Rusya Merkez Seçim Komisyonu (MSK)’ya göre, Rusya Federasyonu’nda üç gün süren devlet başkanlığı seçimi, ülkenin en batısındaki Kaliningrad bölgesinde Moskova saati ile 21.00’de sandıkların kapanmasıyla sona erdi. Ülke genelinde 80’den fazla bölgede gerçekleştirilen seçimler hem sandık başında hem de uzaktan elektronik ortamda yapıldı. Uzaktan oylama işlemi Moskova dahil toplam 29 bölgede gerçekleştirildi. Rusya Merkez Seçim Komisyonu Başkanı Ella Pamfilova, başkent Moskova’da düzenlediği basın toplantısında devlet başkanlığı seçiminin ilk geçici sonuçları hakkında bilgi verdi. Seçimlere katılım oranının yüzde 77,44 ile ‘‘rekor düzeyde’’ olduğunu kaydeden Pamfilova, 87 milyon 113 bin 127 kişinin oy kullandığını belirtti. Seçimlerin özgür ve şeffaf geçtiğini vurgulayan Pamfilova, ‘‘Bağımsız bir halk olduğumuzu ve ülkemizin kalkınması için her şeyi yaptığımızı kendimize gösterdik’’ dedi.
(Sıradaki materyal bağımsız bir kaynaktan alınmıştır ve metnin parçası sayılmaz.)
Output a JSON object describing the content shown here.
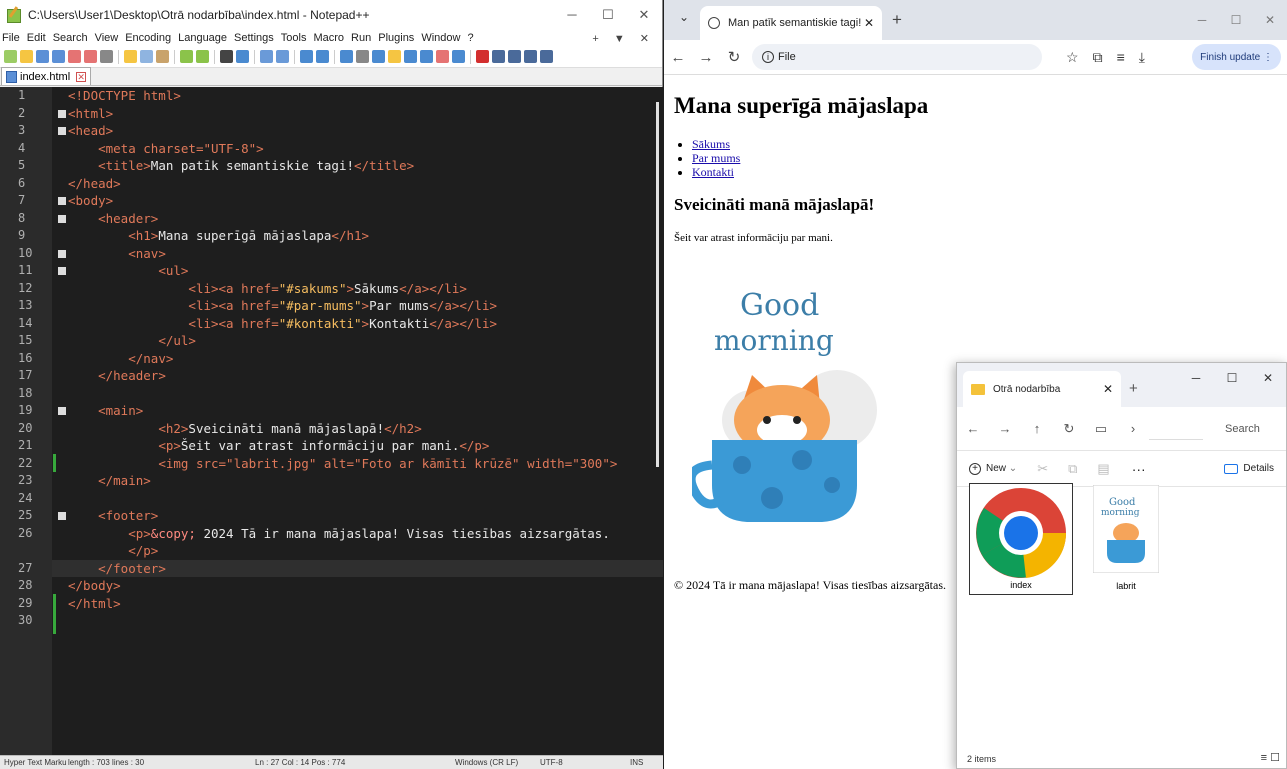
{
  "notepad": {
    "title": "C:\\Users\\User1\\Desktop\\Otrā nodarbība\\index.html - Notepad++",
    "menu": [
      "File",
      "Edit",
      "Search",
      "View",
      "Encoding",
      "Language",
      "Settings",
      "Tools",
      "Macro",
      "Run",
      "Plugins",
      "Window",
      "?"
    ],
    "menu_right": "+ ▼ ✕",
    "tab_label": "index.html",
    "line_numbers": [
      "1",
      "2",
      "3",
      "4",
      "5",
      "6",
      "7",
      "8",
      "9",
      "10",
      "11",
      "12",
      "13",
      "14",
      "15",
      "16",
      "17",
      "18",
      "19",
      "20",
      "21",
      "22",
      "23",
      "24",
      "25",
      "26",
      "",
      "27",
      "28",
      "29",
      "30"
    ],
    "status": {
      "type": "Hyper Text Marku",
      "length": "length : 703   lines : 30",
      "position": "Ln : 27   Col : 14   Pos : 774",
      "eol": "Windows (CR LF)",
      "encoding": "UTF-8",
      "mode": "INS"
    },
    "code": {
      "l1": "<!DOCTYPE html>",
      "l4_meta": "<meta charset=\"UTF-8\">",
      "l5_open": "<title>",
      "l5_text": "Man patīk semantiskie tagi!",
      "l5_close": "</title>",
      "l9_text": "Mana superīgā mājaslapa",
      "l12_text": "Sākums",
      "l13_text": "Par mums",
      "l14_text": "Kontakti",
      "l20_text": "Sveicināti manā mājaslapā!",
      "l21_text": "Šeit var atrast informāciju par mani.",
      "l22": "<img src=\"labrit.jpg\" alt=\"Foto ar kāmīti krūzē\" width=\"300\">",
      "l26_entity": "&copy;",
      "l26_text": " 2024 Tā ir mana mājaslapa! Visas tiesības aizsargātas."
    }
  },
  "browser": {
    "tab_title": "Man patīk semantiskie tagi!",
    "address": "File",
    "finish_update": "Finish update",
    "page": {
      "h1": "Mana superīgā mājaslapa",
      "nav": [
        "Sākums",
        "Par mums",
        "Kontakti"
      ],
      "h2": "Sveicināti manā mājaslapā!",
      "para": "Šeit var atrast informāciju par mani.",
      "image_text_top": "Good",
      "image_text_bottom": "morning",
      "footer": "© 2024 Tā ir mana mājaslapa! Visas tiesības aizsargātas."
    }
  },
  "explorer": {
    "tab_title": "Otrā nodarbība",
    "new_label": "New",
    "details_label": "Details",
    "search_label": "Search",
    "files": [
      {
        "name": "index"
      },
      {
        "name": "labrit"
      }
    ],
    "status": "2 items",
    "thumb_top": "Good",
    "thumb_bottom": "morning"
  },
  "colors": {
    "tag": "#e0795a",
    "value": "#f6bd60",
    "editor_bg": "#1e1e1e",
    "chrome_blue": "#1a73e8"
  }
}
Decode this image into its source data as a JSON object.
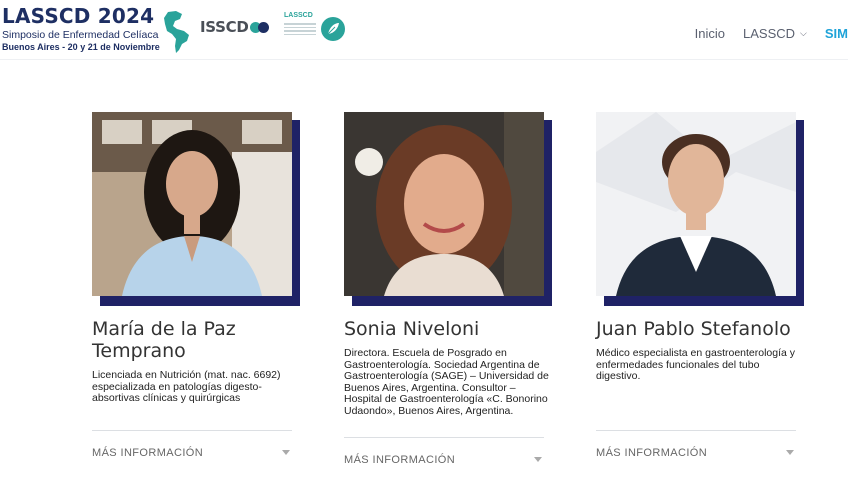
{
  "header": {
    "logo_title": "LASSCD 2024",
    "logo_subtitle": "Simposio de Enfermedad Celíaca",
    "logo_location": "Buenos Aires - 20 y 21 de Noviembre",
    "isscd_text": "ISSCD",
    "lasscd_small": "LASSCD",
    "brand_navy": "#1e2f63",
    "brand_teal": "#2aa39a"
  },
  "nav": {
    "items": [
      {
        "label": "Inicio"
      },
      {
        "label": "LASSCD",
        "icon": "chevron-down-icon"
      },
      {
        "label": "SIM"
      }
    ],
    "active_color": "#1fa3d8"
  },
  "speakers": [
    {
      "name": "María de la Paz Temprano",
      "description": "Licenciada en Nutrición (mat. nac. 6692) especializada en patologías digesto-absortivas clínicas y quirúrgicas",
      "more_label": "MÁS INFORMACIÓN"
    },
    {
      "name": "Sonia Niveloni",
      "description": "Directora. Escuela de Posgrado en Gastroenterología. Sociedad Argentina de Gastroenterología (SAGE) – Universidad de Buenos Aires, Argentina. Consultor – Hospital de Gastroenterología «C. Bonorino Udaondo», Buenos Aires, Argentina.",
      "more_label": "MÁS INFORMACIÓN"
    },
    {
      "name": "Juan Pablo Stefanolo",
      "description": "Médico especialista en gastroenterología y enfermedades funcionales del tubo digestivo.",
      "more_label": "MÁS INFORMACIÓN"
    }
  ],
  "accent_shadow": "#1f2266"
}
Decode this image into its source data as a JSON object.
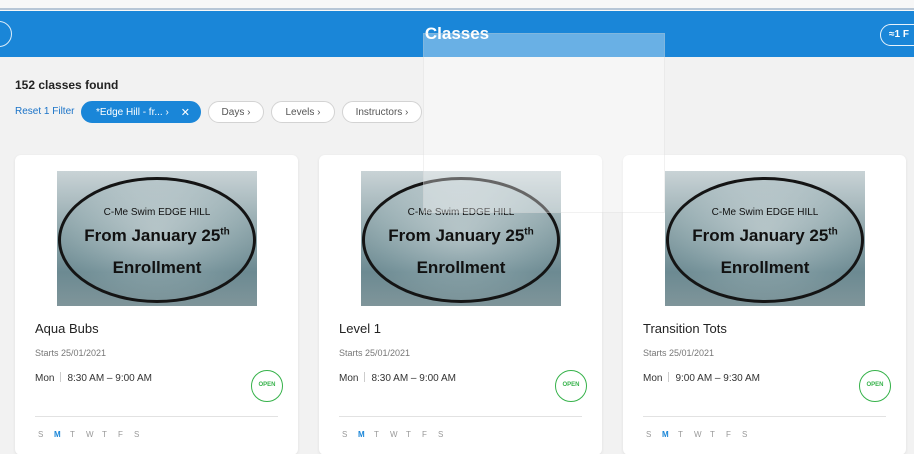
{
  "header": {
    "title": "Classes",
    "filter_label": "≈1 F"
  },
  "summary": {
    "found": "152 classes found",
    "reset": "Reset 1 Filter"
  },
  "filters": [
    {
      "label": "*Edge Hill - fr...  ›",
      "clear": "✕"
    },
    {
      "label": "Days ›"
    },
    {
      "label": "Levels ›"
    },
    {
      "label": "Instructors ›"
    }
  ],
  "banner": {
    "line1": "C-Me Swim EDGE HILL",
    "line2": "From January 25",
    "line2_sup": "th",
    "line3": "Enrollment"
  },
  "cards": [
    {
      "title": "Aqua Bubs",
      "starts": "Starts 25/01/2021",
      "day": "Mon",
      "time": "8:30 AM – 9:00 AM",
      "status": "OPEN"
    },
    {
      "title": "Level 1",
      "starts": "Starts 25/01/2021",
      "day": "Mon",
      "time": "8:30 AM – 9:00 AM",
      "status": "OPEN"
    },
    {
      "title": "Transition Tots",
      "starts": "Starts 25/01/2021",
      "day": "Mon",
      "time": "9:00 AM – 9:30 AM",
      "status": "OPEN"
    }
  ],
  "days": [
    "S",
    "M",
    "T",
    "W",
    "T",
    "F",
    "S"
  ],
  "colors": {
    "header": "#1a86d8",
    "open": "#36b24a",
    "active_day": "#1a86d8"
  }
}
Pamfilova, Rusya’daki Başkanlık seçimlerinde yaklaşık 76 milyon seçmenin görevdeki devlet başkanı Vladimir Putin için rekor sayıda oy kullandığını duyurdu. Pamfilova, ‘‘Toplam 75 milyon 932 bin 111 seçmen görevdeki devlet Başkanı için oy kullandı. Bu rekor bir rakam. 2018’de 56 milyon 426 bin 399 kişi Vladimir Putin’e oy verdi, bu sefer ise neredeyse 76 milyona ulaştı’’ ifadelerini kullanarak ‘‘Bu ilk kez gördüğümüz bir katılım; rekor düzeyde benzeri görülmemiş, daha önce hiç yaşanmamıştı verileri analiz ettik, sonuçta Rusya’nın modern tarihinde bu hiç olmadı, ilk defa oluyor’’ dedi.
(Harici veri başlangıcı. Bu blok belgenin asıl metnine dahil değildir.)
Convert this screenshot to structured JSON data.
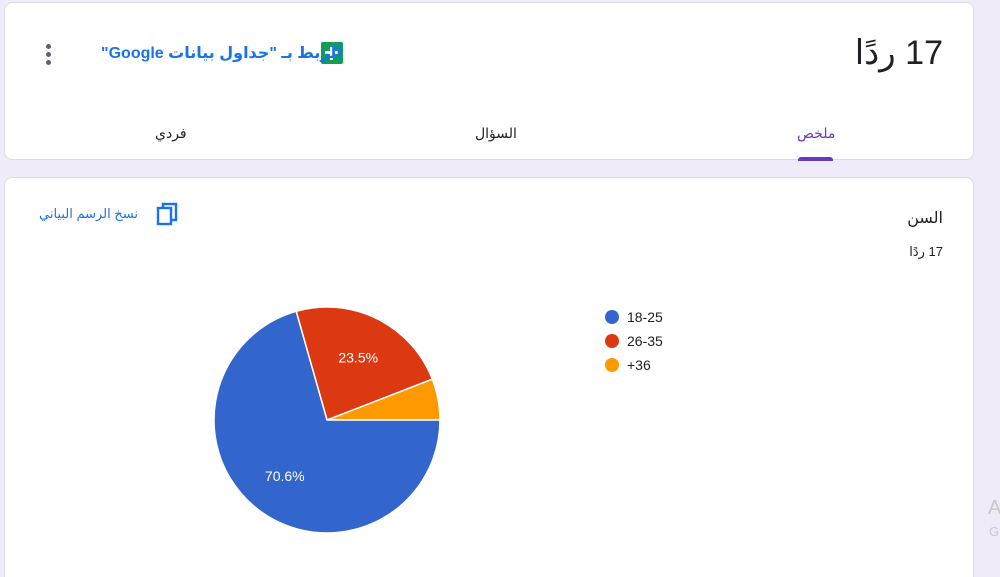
{
  "header": {
    "response_count": "17 ردًا",
    "sheets_link_label": "الربط بـ \"جداول بيانات Google\"",
    "tabs": [
      {
        "label": "ملخص",
        "active": true
      },
      {
        "label": "السؤال",
        "active": false
      },
      {
        "label": "فردي",
        "active": false
      }
    ]
  },
  "question": {
    "title": "السن",
    "response_count": "17 ردًا",
    "copy_chart_label": "نسخ الرسم البياني"
  },
  "chart_data": {
    "type": "pie",
    "categories": [
      "18-25",
      "26-35",
      "+36"
    ],
    "values": [
      70.6,
      23.5,
      5.9
    ],
    "data_labels": [
      "70.6%",
      "23.5%",
      ""
    ],
    "colors": [
      "#3366cc",
      "#dc3912",
      "#ff9900"
    ],
    "legend_position": "right"
  },
  "side_text": {
    "line1": "A",
    "line2": "G"
  },
  "colors": {
    "accent": "#673ab7",
    "link": "#1a73e8",
    "sheets_green": "#0f9d58"
  }
}
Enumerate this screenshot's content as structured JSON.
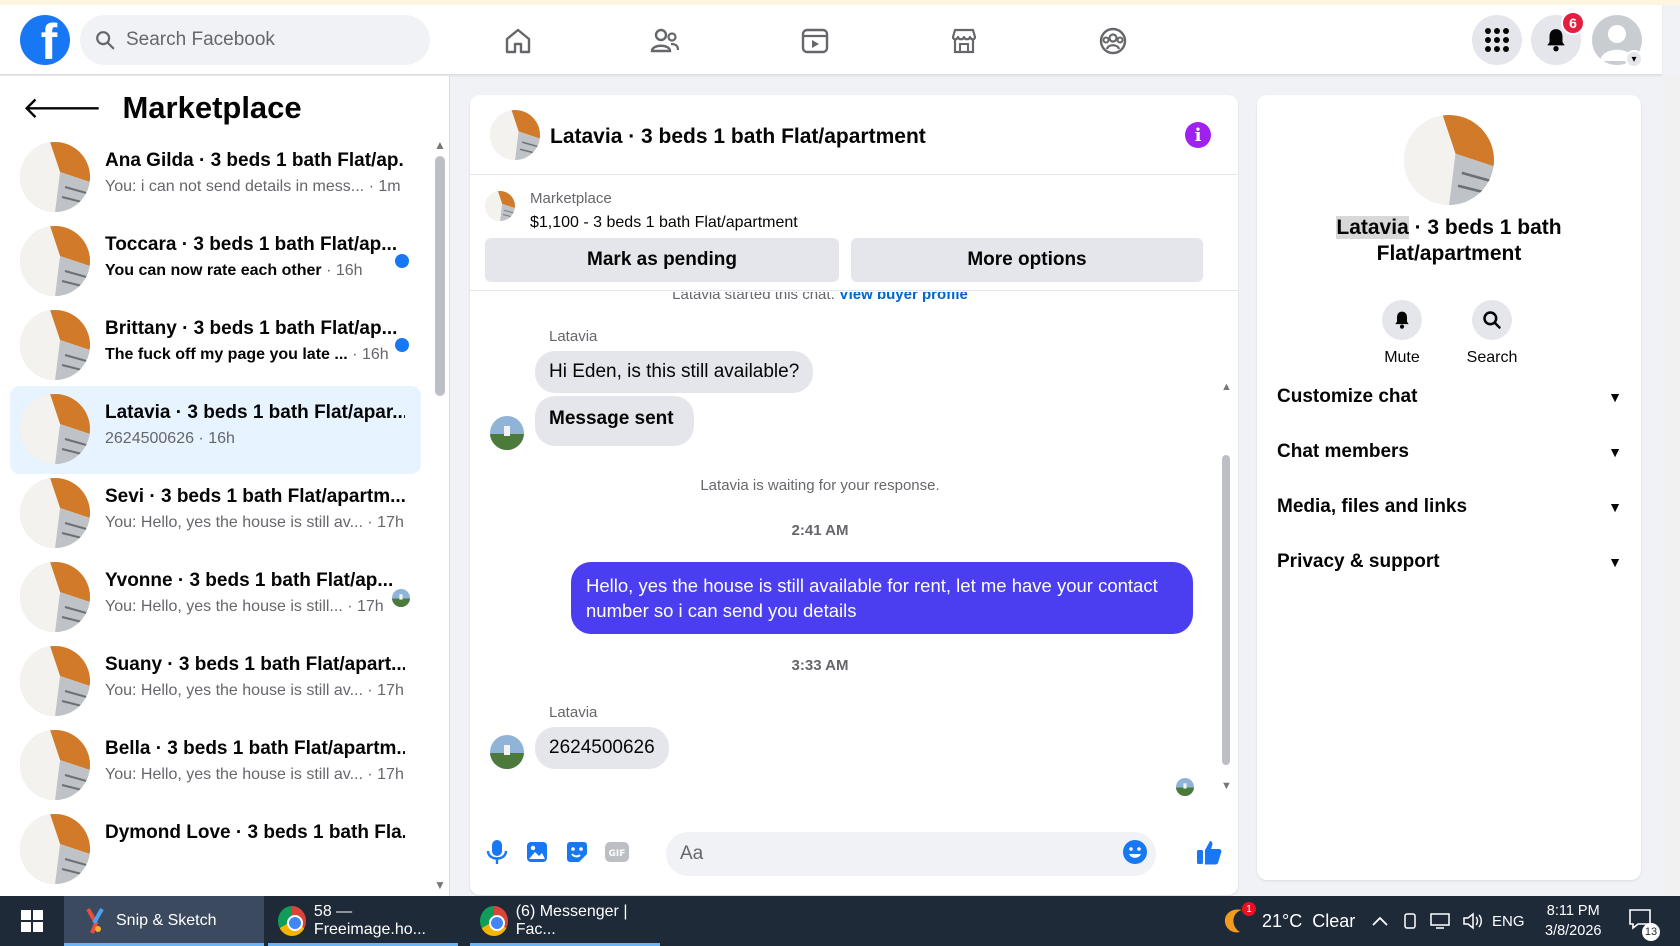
{
  "topbar": {
    "logo_letter": "f",
    "search_placeholder": "Search Facebook",
    "notification_count": "6"
  },
  "sidebar": {
    "title": "Marketplace",
    "conversations": [
      {
        "name": "Ana Gilda · 3 beds 1 bath Flat/ap...",
        "preview": "You: i can not send details in mess...",
        "time": " · 1m",
        "unread": false,
        "active": false
      },
      {
        "name": "Toccara · 3 beds 1 bath Flat/ap...",
        "preview": "You can now rate each other",
        "time": " · 16h",
        "unread": true,
        "active": false
      },
      {
        "name": "Brittany · 3 beds 1 bath Flat/ap...",
        "preview": "The fuck off my page you late ...",
        "time": " · 16h",
        "unread": true,
        "active": false
      },
      {
        "name": "Latavia · 3 beds 1 bath Flat/apar...",
        "preview": "2624500626",
        "time": " · 16h",
        "unread": false,
        "active": true
      },
      {
        "name": "Sevi · 3 beds 1 bath Flat/apartm...",
        "preview": "You: Hello, yes the house is still av...",
        "time": " · 17h",
        "unread": false,
        "active": false
      },
      {
        "name": "Yvonne · 3 beds 1 bath Flat/ap...",
        "preview": "You: Hello, yes the house is still...",
        "time": " · 17h",
        "unread": false,
        "active": false
      },
      {
        "name": "Suany · 3 beds 1 bath Flat/apart...",
        "preview": "You: Hello, yes the house is still av...",
        "time": " · 17h",
        "unread": false,
        "active": false
      },
      {
        "name": "Bella · 3 beds 1 bath Flat/apartm...",
        "preview": "You: Hello, yes the house is still av...",
        "time": " · 17h",
        "unread": false,
        "active": false
      },
      {
        "name": "Dymond Love · 3 beds 1 bath Fla...",
        "preview": "",
        "time": "",
        "unread": false,
        "active": false
      }
    ]
  },
  "chat": {
    "title": "Latavia · 3 beds 1 bath Flat/apartment",
    "listing_source": "Marketplace",
    "listing_price": "$1,100 - 3 beds 1 bath Flat/apartment",
    "btn_pending": "Mark as pending",
    "btn_more": "More options",
    "started_text": "Latavia started this chat.",
    "buyer_link": "View buyer profile",
    "sender1": "Latavia",
    "msg1": "Hi Eden, is this still available?",
    "msg2": "Message sent",
    "waiting": "Latavia is waiting for your response.",
    "time1": "2:41 AM",
    "msg_out": "Hello, yes the house is still available for rent, let me have your contact number so i can send you details",
    "time2": "3:33 AM",
    "sender2": "Latavia",
    "msg3": "2624500626",
    "composer_placeholder": "Aa"
  },
  "right": {
    "name_highlight": "Latavia",
    "title_rest": " · 3 beds 1 bath",
    "title_line2": "Flat/apartment",
    "action_mute": "Mute",
    "action_search": "Search",
    "sections": [
      "Customize chat",
      "Chat members",
      "Media, files and links",
      "Privacy & support"
    ]
  },
  "taskbar": {
    "app1": "Snip & Sketch",
    "app2": "58 — Freeimage.ho...",
    "app3": "(6) Messenger | Fac...",
    "weather": "21°C  Clear",
    "lang": "ENG",
    "time": "8:11 PM",
    "date": "3/8/2026",
    "notif_count": "13",
    "weather_badge": "1"
  },
  "colors": {
    "brand": "#1877f2",
    "outgoing_bubble": "#4a3ef0",
    "active_row": "#e7f3ff"
  }
}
Rusya Dışişleri Bakanı Yardımcısı Yevgeny Ivanov ise seçim sonuçlarının açıklanmaya başlamasından sonra ‘‘Bugün gördüğümüz seferberlik seviyesi, bizi durdurmaya yönelik tüm girişimlere, savaşa ve Batı medyasındaki son derece zehirli bilgi ortamına rağmen vatandaşlarımızın ülkeye bağlılıklarını göstermenin gerekli olduğuna inandığını açıkça ortaya koyuyor’’ dedi.
Komisyon, Rusya Başkanlık seçimlerinde uzaktan elektronik oylama platformundaki toplam seçmen katılımının yüzde 94 olduğunu belirterek ‘‘Uzaktan e-oylama platformundaki 4,4 milyon kişi platformda oy kullandı’’ dedi. Seçimler ilk defa, 29 bölgede Rusya’nın yaklaşık üçte birinde mevcut olan uzaktan elektronik oylama seçeneğiyle üç günlük bir oylama süresi boyunca gerçekleştirildi. Çevrimiçi oylamada Putin yüzde 89,1, Davankov yüzde 4,4, Kharitonov yüzde 3,3 ve Slutsky yüzde 3,2 oy aldı. Bunun yanında Putin, Ukrayna’dan ele geçirilen bölgelerde Kırım %93, Herson %88, Zaporizhia %93, Donetsk %95 ve Luhansk %94 oy oranı aldı.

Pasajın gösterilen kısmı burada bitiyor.